Property prices across the nation are still rising but the annual rate of increase is continuing to ...
Property prices across the nation are still rising but the annual rate of increase is continuing to slow, a new survey indicates.
Statistics from Rightmove.co.uk suggest the average asking price rose by 1.3% in June, with the number of properties coming off the market now overtaken properties coming onto the market.
But the annual increase for this month fell to 14% compared with 22.1% in December 2002 and with 15.6% in May this year.
Additonally, estate agents currently have 63 standing properties per branch compared with 40 in June last year, leaving a large supply of properties for sale at the moment.
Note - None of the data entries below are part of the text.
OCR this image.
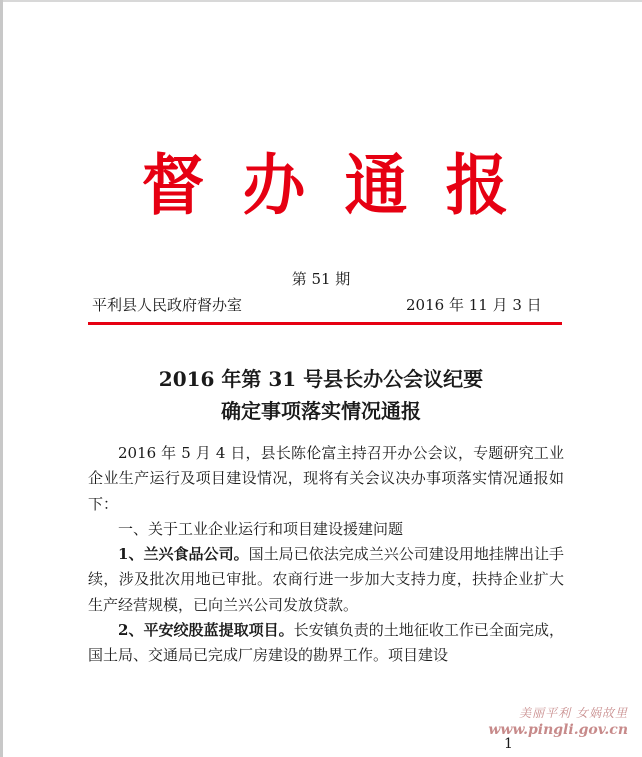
督 办 通 报
第 51 期
平利县人民政府督办室	2016 年 11 月 3 日
2016 年第 31 号县长办公会议纪要
确定事项落实情况通报

2016 年 5 月 4 日，县长陈伦富主持召开办公会议，专题研究工业企业生产运行及项目建设情况，现将有关会议决办事项落实情况通报如下：

一、关于工业企业运行和项目建设援建问题

1、兰兴食品公司。国土局已依法完成兰兴公司建设用地挂牌出让手续，涉及批次用地已审批。农商行进一步加大支持力度，扶持企业扩大生产经营规模，已向兰兴公司发放贷款。

2、平安绞股蓝提取项目。长安镇负责的土地征收工作已全面完成，国土局、交通局已完成厂房建设的勘界工作。项目建设

美丽平利 女娲故里
www.pingli.gov.cn
1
One of the key reasons for the decrease in annual prices is that first-time buyers - financially jammed by rising house prices and lenders' unwillingness to increase loan multiples - continue to shun the market, Rightmove says.
This slowdown can also be seen in the length of time it takes to sell a property, increasing from a market low of 47 days in June 2002 to around 63 days in April this year.
And comparing with a year ago, it is taking about 15 days more to sell a property.
Regionally the northern parts of the country have performed much better than the southern ones.
In Yorkshire & Humberside, a first slowdown in prices was seen this month, whilst prices declined modestly in the southern regions with London prices dropping with 0.2%.